AspettoDettaglio Normativo (Legge 131/2026)
Data di entrata in vigore9 agosto 2026
Destinatari principaliMinorenni e giovani adulti fino a 25 anni in pericolo per legami con criminalità organizzata.
Ruolo del DirigenteSoggetto abilitato alla segnalazione per l'attivazione delle misure di tutela.
Misure PersonaliTrasferimenti immediati, documenti di copertura, cambio delle generalità.
Misure EconomicheAssegni periodici, alloggio gratuito, prestiti agevolati, patrocinio dello Stato.
Obblighi SegreteriaMassima riservatezza e gestione protetta dei documenti di copertura.

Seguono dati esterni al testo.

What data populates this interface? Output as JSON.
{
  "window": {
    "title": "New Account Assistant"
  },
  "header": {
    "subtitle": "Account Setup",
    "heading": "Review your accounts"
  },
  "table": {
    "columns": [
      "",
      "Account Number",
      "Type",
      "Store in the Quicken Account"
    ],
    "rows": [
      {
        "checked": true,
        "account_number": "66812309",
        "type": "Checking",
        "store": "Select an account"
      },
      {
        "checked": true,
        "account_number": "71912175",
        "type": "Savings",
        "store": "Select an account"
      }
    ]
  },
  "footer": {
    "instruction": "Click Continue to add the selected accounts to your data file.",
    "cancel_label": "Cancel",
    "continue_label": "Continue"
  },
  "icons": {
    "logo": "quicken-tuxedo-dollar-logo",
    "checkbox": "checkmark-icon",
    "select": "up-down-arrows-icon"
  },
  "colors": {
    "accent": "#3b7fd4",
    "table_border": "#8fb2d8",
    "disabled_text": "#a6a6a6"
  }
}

È importante sottolineare che, sebbene la legge sia già operativa, alcuni dettagli tecnici sono ancora in fase di definizione. Entro 90 giorni dall'entrata in vigore, il Ministero dell'Interno dovrà adottare i decreti attuativi per definire i criteri operativi relativi alla durata delle misure, ai rapporti finanziari con i comuni e alle modalità specifiche degli assegni. Inoltre, i criteri per i prestiti bancari a tasso agevolato dipenderanno da future convenzioni tra il Ministero dell'Interno e gli istituti di credito.

Per quanto riguarda le modalità operative del cambio di nome e cognome, la normativa specifica che tali procedure saranno regolate da decreti ministeriali di attuazione. Pertanto, i dirigenti scolastici dovranno attendere le circolari specifiche per conoscere l'iter esatto da seguire in caso di aggiornamento dei dati anagrafici degli studenti protetti. La scuola dovrà comunque predisporre, sin da subito, gli spazi e le procedure per accogliere queste nuove figure, garantendo loro un percorso educativo che sia realmente libero dalle catene del passato criminale.

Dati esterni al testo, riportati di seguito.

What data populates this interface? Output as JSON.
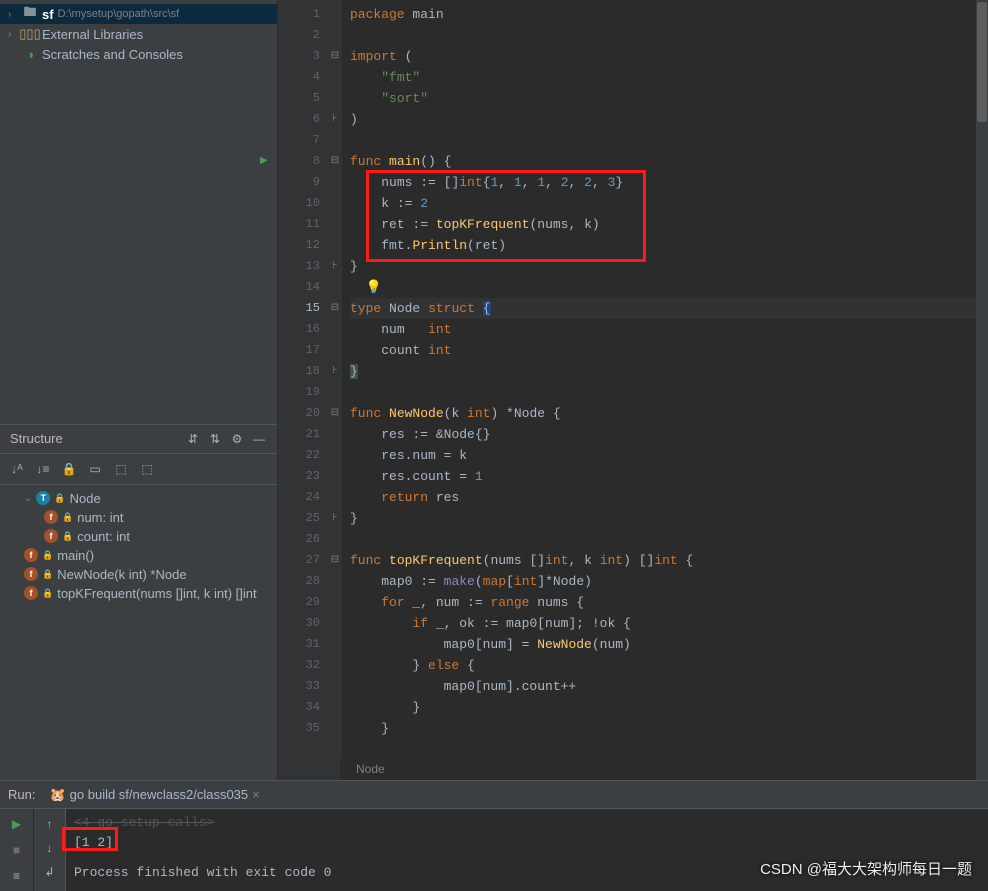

In conclusione, la Legge 131/2026 rappresenta uno strumento potente per la prevenzione della criminalità. La scuola, attraverso la figura del dirigente scolastico, diventa il primo presidio di questa nuova frontiera di tutela, dove la pedagogia si unisce alla sicurezza per offrire ai giovani la possibilità concreta di una scelta consapevole e di un futuro onesto.

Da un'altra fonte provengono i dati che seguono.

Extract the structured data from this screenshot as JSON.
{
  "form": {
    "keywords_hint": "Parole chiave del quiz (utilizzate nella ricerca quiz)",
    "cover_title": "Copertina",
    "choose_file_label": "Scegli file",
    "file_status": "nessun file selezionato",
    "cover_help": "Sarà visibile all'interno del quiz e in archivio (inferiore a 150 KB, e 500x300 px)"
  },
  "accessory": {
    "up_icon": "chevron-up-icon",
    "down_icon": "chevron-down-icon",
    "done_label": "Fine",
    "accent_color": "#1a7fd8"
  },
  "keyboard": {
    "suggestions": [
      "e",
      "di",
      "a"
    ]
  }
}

Per approfondire i testi normativi e i decreti di attuazione, è possibile consultare il testo integrale della legge sul portale della Gazzetta Ufficiale della Repubblica Italiana o verificare i riferimenti normativi aggiornati su Normattiva.

FAQs
Protezione dei minori dalla criminalità organizzata: la guida operativa alla Legge 131/2026 per i dirigenti scolastici

Qual è il ruolo specifico del dirigente scolastico nella Legge 131/2026?+

Il dirigente scolastico è ufficialmente indicato come soggetto abilitato a segnalare al Procuratore della Repubblica i casi di minori in condizioni di grave pericolo a causa di legami con la criminalità organizzata. La scuola funge da nodo fondamentale per il supporto pedagogico e psicologico, collaborando con i servizi sociali per attivare percorsi di formazione e riqualificazione professionale.